SMART is an acronym for Safe, Mixed-income, Accessible, Reasonably-priced, Transit-oriented. It’s a policy initiative from the city intended to stimulate the production of housing throughout Austin for low- and moderate-income residents. Developers and builders of single-family, multifamily, and mixed-use developments that meet the standards in turn receive waivers of development fees, such as permitting, capital recovery and construction inspection.

For Texla at 21Pearl, 10 percent of the units will continue to be offered at 50 percent of Median Family Income (MFI) and another 10 percent at 80 percent MFI. The affordable units are required to be offered for 15 years from the first date of occupancy.

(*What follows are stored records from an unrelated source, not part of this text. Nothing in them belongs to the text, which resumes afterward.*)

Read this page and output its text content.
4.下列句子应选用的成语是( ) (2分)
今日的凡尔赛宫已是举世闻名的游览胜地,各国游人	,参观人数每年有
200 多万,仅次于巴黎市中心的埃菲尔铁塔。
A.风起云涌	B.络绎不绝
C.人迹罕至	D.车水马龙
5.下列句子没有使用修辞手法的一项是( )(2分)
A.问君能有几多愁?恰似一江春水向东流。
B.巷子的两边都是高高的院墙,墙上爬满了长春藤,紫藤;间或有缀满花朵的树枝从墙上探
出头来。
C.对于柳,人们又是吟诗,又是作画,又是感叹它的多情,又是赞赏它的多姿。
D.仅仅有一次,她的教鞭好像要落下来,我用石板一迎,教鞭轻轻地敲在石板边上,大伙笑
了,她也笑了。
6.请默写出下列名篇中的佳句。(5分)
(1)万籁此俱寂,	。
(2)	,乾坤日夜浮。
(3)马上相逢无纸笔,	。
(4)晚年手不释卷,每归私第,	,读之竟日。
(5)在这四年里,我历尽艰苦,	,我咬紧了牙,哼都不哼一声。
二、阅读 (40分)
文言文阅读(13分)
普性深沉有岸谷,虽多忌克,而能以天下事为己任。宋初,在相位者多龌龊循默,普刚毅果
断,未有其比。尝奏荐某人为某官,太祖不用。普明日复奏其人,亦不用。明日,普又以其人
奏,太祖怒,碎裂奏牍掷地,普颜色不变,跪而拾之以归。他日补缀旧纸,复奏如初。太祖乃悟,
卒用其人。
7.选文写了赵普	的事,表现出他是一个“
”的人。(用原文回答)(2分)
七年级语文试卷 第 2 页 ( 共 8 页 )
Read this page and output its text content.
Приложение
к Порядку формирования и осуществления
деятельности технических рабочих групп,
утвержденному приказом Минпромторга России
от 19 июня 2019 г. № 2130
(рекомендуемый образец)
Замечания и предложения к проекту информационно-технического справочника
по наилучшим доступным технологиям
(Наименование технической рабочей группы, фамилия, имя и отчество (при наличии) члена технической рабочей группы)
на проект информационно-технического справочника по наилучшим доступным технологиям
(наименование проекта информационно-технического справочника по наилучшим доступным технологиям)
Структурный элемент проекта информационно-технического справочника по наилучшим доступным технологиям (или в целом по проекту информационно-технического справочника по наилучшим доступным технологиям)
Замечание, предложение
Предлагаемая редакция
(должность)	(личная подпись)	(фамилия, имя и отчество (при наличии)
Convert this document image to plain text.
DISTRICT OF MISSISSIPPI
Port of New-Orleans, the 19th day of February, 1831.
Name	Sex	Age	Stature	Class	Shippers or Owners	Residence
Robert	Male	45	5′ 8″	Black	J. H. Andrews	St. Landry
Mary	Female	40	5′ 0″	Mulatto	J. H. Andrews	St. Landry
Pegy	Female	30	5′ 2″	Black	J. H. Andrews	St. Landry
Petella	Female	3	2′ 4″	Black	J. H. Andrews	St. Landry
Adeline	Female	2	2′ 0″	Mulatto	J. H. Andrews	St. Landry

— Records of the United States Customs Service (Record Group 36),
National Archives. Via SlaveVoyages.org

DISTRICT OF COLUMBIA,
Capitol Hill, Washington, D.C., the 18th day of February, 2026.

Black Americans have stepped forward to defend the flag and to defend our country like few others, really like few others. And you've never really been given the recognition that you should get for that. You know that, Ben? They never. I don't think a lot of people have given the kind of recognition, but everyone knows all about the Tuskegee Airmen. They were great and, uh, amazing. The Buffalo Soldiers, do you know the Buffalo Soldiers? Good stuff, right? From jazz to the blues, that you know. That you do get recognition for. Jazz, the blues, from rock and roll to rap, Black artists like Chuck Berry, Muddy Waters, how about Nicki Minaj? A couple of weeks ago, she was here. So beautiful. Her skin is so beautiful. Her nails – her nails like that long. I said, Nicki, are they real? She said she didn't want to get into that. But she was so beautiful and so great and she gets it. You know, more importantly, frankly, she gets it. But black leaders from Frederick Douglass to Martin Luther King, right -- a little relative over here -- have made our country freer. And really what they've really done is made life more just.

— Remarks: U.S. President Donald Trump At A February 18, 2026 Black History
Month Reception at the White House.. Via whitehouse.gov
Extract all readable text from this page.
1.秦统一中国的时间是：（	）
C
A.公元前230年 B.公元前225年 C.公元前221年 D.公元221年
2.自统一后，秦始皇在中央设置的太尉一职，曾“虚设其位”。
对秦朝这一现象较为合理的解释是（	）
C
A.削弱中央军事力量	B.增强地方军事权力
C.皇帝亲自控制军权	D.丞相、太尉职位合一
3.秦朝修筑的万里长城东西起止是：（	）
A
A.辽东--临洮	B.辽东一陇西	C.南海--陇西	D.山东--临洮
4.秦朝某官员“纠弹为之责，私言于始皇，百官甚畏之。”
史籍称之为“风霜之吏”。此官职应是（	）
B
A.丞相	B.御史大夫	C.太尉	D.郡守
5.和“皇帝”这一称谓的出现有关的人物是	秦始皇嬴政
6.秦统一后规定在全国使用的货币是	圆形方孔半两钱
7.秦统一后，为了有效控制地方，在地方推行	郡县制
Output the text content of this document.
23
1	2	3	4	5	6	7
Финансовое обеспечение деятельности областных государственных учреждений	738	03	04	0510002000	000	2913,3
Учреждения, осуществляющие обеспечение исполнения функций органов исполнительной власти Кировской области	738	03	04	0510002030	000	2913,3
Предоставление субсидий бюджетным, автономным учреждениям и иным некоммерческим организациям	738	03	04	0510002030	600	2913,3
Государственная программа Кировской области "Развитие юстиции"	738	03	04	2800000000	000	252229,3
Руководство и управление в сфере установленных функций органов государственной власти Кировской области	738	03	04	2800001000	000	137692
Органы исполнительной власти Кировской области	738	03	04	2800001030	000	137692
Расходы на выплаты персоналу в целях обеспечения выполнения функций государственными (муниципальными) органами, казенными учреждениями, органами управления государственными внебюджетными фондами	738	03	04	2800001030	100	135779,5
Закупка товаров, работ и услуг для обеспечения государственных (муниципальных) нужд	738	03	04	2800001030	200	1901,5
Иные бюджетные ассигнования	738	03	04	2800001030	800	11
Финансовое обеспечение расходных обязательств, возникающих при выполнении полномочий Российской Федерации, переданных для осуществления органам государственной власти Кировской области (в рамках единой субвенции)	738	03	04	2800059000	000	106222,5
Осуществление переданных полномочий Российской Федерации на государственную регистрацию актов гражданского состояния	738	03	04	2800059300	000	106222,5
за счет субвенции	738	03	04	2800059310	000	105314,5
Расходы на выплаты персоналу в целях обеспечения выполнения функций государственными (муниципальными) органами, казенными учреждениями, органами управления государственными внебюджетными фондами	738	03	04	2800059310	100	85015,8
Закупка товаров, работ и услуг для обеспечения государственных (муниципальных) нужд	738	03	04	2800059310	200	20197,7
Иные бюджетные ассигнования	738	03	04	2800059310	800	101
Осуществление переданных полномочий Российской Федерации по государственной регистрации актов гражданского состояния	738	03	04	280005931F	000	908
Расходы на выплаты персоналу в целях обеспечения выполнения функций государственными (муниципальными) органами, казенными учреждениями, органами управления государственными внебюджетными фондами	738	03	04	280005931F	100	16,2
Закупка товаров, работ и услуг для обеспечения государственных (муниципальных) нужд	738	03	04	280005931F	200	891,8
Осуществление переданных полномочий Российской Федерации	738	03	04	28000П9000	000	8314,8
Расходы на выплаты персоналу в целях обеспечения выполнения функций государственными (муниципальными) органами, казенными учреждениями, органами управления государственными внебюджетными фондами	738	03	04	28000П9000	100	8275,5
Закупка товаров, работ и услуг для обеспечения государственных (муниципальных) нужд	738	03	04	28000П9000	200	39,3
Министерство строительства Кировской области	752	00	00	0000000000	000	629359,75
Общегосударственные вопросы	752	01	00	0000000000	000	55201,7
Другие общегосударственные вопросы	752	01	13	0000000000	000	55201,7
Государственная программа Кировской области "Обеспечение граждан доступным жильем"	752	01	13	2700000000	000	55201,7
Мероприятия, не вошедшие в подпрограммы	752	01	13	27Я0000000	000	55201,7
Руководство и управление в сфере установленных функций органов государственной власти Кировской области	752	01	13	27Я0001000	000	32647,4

“If you want to do business in West Campus, this is the entrance fee you pay,” Phillips says. “West Campus is arguably the most desirable market in the country. You’re talking about maybe three-quarters of a mile, so it’s very dense and producing some of the highest rental rates in the country. You’re in a very select group that can afford construction, land costs and everything that’s involved with getting control of development in that market.”

Affordability requirements vary from city to city but can be determined using federal guidelines. Each fiscal year HUD publishes fair market rents. According to Jared Everett, senior vice president of university partnerships with Greystar, affordable housing is becoming an important topic for local government in markets where rental rate growth exceeds income growth.

“If you compare the national average of two and a half to three percent CPI and you have markets like California, New York or even Denver, we’re seeing rents that are increasing five or six percent a year,” Everett says.

Big picture, having some affordable housing, helps cities grow without pushing out middle- to low-income workers, such as teachers or police officers, who typically have to live far outside the cities where they work if land costs and rent premiums climb prohibitively high. This creates sprawl and burdens infrastructure and the environment. But developers don’t love the idea of potentially taking a loss on rents, and residents often have NIMBY objections or fears of property value dips. 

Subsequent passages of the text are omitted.